You can download pandas from the Pandas Website
# Load Pandas
from pandas import DataFrame
# Load each file into a pandas dataframe, this is based on a numpy array
data1 = DataFrame.from_csv('csv1.csv',sep=',',parse_dates=False)
data2 = DataFrame.from_csv('csv2.csv',sep=',',parse_dates=False)
#Now add 'header5' from data1 to data2
data2['header5'] = data1['header5']
#Save it back to csv
data2.to_csv('output.csv')
Regarding the "error that I have selected an incorrect index position," I suspect this is because you're using row[5] in your code. Indexing in Python starts from 0, so if you have A = [1, 2, 3, 4, 5] then to get the 5 you would do print(A[4]).

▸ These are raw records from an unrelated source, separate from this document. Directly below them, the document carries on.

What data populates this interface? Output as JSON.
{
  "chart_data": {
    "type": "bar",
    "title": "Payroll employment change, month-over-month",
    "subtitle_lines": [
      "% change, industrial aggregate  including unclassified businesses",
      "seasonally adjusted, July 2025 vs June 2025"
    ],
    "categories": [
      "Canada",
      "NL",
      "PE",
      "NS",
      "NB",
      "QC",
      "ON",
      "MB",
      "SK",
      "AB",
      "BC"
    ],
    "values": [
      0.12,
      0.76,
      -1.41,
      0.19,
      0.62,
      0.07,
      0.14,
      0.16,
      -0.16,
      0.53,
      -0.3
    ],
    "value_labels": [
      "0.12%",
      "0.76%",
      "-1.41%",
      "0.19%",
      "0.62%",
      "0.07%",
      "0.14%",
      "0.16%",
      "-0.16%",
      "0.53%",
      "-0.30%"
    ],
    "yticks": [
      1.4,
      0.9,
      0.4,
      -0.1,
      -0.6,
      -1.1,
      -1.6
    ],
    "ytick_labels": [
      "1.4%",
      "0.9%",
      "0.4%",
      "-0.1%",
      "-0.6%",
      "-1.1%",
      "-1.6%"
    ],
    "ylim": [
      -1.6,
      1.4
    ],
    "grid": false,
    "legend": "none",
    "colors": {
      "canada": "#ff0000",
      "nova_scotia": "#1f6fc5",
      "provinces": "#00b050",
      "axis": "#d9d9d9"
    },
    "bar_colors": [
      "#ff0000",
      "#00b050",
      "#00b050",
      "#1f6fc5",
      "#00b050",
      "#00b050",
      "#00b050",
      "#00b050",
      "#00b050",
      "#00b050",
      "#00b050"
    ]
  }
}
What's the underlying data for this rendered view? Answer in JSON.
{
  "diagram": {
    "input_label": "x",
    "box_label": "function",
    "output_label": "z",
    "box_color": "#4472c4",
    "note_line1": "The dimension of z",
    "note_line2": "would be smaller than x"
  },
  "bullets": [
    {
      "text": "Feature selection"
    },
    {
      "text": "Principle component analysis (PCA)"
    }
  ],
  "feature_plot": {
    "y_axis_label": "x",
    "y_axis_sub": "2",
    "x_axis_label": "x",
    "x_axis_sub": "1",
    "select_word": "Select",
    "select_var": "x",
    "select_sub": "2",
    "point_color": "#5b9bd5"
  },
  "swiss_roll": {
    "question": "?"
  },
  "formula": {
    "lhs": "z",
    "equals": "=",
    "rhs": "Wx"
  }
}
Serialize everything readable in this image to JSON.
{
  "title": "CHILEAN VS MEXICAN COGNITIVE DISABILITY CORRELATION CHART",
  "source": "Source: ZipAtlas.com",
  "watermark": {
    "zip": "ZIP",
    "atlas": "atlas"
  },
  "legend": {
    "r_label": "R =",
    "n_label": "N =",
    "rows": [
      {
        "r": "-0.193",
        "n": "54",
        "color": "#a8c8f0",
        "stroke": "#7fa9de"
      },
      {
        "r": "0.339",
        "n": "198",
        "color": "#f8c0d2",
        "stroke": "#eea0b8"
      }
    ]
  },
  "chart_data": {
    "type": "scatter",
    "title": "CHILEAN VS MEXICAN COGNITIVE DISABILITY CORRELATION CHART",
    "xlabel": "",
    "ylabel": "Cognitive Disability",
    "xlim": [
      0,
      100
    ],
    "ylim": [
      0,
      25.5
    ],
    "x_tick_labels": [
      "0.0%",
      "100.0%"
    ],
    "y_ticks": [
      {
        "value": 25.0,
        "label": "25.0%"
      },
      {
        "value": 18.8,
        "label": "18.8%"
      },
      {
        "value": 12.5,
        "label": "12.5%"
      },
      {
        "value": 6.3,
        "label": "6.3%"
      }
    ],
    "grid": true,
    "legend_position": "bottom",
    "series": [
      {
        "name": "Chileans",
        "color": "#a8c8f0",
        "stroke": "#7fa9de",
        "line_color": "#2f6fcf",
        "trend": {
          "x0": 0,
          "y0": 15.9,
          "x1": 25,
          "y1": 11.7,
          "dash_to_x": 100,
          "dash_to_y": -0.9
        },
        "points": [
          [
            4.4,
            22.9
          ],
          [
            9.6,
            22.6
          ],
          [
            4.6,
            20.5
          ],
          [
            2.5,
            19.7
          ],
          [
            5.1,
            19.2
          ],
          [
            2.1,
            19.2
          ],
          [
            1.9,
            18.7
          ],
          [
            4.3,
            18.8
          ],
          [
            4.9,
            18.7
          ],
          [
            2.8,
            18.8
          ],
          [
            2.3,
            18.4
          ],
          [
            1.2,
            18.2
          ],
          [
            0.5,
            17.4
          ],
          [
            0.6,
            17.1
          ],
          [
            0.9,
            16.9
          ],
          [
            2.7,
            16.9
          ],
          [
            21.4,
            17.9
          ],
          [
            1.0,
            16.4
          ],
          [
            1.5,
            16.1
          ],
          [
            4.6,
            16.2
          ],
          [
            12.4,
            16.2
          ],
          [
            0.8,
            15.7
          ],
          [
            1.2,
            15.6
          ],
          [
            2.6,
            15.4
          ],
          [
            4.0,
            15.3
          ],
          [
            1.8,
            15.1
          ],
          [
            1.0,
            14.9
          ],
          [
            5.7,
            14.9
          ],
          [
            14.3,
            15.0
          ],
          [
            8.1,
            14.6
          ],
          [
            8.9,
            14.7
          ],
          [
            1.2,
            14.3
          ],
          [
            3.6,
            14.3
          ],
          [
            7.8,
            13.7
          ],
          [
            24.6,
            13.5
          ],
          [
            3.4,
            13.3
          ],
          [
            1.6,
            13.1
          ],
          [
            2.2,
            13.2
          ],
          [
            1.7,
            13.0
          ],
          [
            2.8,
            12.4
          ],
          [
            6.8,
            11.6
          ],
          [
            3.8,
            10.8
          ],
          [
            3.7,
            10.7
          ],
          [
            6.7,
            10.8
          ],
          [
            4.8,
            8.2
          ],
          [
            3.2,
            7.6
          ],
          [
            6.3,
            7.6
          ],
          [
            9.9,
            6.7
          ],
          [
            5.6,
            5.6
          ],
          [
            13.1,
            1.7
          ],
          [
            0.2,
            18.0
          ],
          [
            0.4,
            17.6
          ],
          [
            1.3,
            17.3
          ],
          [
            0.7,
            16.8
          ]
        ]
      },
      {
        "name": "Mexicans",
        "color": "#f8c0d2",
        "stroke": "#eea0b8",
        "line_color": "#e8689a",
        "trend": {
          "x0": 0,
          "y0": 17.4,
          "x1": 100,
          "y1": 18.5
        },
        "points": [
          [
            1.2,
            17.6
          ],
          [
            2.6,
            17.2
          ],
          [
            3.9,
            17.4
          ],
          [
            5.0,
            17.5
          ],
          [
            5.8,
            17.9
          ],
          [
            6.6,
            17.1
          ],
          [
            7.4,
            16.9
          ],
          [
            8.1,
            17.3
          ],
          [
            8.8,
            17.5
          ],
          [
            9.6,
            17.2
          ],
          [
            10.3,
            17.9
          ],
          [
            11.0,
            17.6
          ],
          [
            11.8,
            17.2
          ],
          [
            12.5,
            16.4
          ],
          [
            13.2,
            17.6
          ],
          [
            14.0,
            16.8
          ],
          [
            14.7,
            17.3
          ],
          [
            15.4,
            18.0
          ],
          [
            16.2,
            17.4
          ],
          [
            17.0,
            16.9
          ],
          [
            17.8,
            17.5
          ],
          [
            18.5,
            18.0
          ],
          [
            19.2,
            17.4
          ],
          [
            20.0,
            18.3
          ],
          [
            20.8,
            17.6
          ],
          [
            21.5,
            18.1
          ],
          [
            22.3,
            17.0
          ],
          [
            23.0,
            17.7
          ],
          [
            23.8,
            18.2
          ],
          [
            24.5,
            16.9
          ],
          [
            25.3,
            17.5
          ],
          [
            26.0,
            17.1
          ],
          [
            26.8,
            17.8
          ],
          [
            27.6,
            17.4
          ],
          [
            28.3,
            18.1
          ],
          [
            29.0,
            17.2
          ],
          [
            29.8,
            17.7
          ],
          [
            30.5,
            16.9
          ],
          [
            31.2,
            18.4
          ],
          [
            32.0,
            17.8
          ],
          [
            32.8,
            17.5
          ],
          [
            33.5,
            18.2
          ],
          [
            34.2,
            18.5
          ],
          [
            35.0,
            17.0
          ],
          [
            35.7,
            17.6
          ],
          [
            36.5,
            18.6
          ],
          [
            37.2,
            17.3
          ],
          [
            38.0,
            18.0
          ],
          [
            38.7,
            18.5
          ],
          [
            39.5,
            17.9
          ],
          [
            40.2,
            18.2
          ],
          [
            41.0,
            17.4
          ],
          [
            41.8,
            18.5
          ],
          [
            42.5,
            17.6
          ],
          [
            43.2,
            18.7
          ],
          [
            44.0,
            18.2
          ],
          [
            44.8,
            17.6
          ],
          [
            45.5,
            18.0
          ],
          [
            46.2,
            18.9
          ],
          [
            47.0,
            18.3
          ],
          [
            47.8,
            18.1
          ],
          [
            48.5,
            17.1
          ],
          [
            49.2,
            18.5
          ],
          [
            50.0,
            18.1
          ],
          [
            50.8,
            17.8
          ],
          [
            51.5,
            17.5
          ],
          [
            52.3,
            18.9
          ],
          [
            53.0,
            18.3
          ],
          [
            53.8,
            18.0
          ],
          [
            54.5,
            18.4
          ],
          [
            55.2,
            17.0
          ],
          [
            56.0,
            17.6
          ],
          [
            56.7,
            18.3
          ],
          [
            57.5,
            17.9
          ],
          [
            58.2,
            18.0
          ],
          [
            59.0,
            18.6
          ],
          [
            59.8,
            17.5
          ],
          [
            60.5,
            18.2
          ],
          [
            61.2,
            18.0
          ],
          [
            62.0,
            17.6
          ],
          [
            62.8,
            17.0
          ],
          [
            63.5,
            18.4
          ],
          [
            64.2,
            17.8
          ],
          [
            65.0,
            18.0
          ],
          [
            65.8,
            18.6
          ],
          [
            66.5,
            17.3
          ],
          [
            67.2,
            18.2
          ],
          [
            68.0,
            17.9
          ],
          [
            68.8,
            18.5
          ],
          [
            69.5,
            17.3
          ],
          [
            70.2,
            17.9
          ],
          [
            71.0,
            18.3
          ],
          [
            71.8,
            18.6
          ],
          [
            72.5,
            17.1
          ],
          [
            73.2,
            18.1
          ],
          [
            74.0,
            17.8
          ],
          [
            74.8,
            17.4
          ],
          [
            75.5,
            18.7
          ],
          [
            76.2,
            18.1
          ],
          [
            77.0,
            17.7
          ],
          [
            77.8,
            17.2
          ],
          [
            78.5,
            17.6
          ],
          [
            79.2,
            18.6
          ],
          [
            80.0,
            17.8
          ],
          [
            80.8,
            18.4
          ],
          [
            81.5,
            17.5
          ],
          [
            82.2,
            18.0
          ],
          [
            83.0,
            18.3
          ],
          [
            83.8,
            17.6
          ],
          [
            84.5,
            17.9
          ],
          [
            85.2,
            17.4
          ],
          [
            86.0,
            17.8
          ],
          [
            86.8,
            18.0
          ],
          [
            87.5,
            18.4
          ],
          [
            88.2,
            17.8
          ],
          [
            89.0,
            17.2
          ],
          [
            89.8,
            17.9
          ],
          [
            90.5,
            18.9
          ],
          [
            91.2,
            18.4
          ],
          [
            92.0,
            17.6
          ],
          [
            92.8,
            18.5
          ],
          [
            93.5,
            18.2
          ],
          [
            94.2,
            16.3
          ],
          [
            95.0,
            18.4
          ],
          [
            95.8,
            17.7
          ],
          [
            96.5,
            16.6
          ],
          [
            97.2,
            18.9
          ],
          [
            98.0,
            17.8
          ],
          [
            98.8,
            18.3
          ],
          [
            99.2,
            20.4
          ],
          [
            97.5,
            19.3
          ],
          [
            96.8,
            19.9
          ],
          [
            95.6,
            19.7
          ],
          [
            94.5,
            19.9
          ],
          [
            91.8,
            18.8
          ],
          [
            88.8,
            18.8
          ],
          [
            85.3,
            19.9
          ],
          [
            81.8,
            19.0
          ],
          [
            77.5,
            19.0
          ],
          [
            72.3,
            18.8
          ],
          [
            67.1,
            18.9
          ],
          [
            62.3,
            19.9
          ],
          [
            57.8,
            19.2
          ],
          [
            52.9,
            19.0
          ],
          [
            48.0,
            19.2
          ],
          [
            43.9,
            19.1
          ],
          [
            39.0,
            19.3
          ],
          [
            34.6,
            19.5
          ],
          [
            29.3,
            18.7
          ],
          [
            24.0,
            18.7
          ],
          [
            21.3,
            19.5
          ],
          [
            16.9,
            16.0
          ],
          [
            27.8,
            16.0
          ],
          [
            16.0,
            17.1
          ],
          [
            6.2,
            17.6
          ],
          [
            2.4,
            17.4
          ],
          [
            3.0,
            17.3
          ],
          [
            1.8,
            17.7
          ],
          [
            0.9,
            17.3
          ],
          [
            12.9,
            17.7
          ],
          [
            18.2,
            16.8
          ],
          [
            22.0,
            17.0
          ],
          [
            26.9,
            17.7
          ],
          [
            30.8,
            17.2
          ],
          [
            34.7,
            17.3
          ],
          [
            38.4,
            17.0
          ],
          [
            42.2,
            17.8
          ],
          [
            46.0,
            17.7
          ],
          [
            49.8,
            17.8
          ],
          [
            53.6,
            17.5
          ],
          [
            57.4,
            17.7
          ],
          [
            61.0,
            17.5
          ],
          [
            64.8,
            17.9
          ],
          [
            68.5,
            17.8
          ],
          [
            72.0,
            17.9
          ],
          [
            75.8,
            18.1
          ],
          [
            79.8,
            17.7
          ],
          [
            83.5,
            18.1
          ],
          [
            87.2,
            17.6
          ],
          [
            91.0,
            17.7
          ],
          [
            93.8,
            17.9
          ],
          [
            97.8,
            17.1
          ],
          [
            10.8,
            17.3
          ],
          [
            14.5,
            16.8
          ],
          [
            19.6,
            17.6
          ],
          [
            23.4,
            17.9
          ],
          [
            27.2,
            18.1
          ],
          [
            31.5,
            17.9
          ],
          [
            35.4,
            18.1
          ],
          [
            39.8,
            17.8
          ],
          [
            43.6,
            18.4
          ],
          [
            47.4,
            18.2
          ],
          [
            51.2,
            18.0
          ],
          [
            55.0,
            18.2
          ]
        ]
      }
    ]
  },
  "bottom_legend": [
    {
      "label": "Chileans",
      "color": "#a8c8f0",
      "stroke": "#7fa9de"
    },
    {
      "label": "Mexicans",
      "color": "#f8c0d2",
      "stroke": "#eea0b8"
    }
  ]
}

Assuming the two files have the same number of rows and the rows are in the same order, I think you want to do something like this:
import csv
# Open the two input files, which I've renamed to be more descriptive,
# and also an output file that we'll be creating
with open("four_col.csv", mode='r') as four_col, \
open("five_col.csv", mode='r') as five_col, \
open("five_output.csv", mode='w', newline='') as outfile:
four_reader = csv.reader(four_col)
five_reader = csv.reader(five_col)
five_writer = csv.writer(outfile)
_ = next(four_reader) # Ignore headers for the 4-column file
headers = next(five_reader)
five_writer.writerow(headers)
for four_row, five_row in zip(four_reader, five_reader):
last_col = five_row[-1] # # Or use five_row[4]
four_row.append(last_col)
five_writer.writerow(four_row)
Why not reading the files line by line and use the -1 index to find the last item?
endings=[]
with open('book1.csv') as book1:
for line in book1:
# if not header line:
endings.append(line.split(',')[-1])
linecounter=0
with open('book2.csv') as book2:
for line in book2:
# if not header line:
print line+','+str(endings[linecounter]) # or write to file
linecounter+=1
You should also catch errors if row numbers don't match.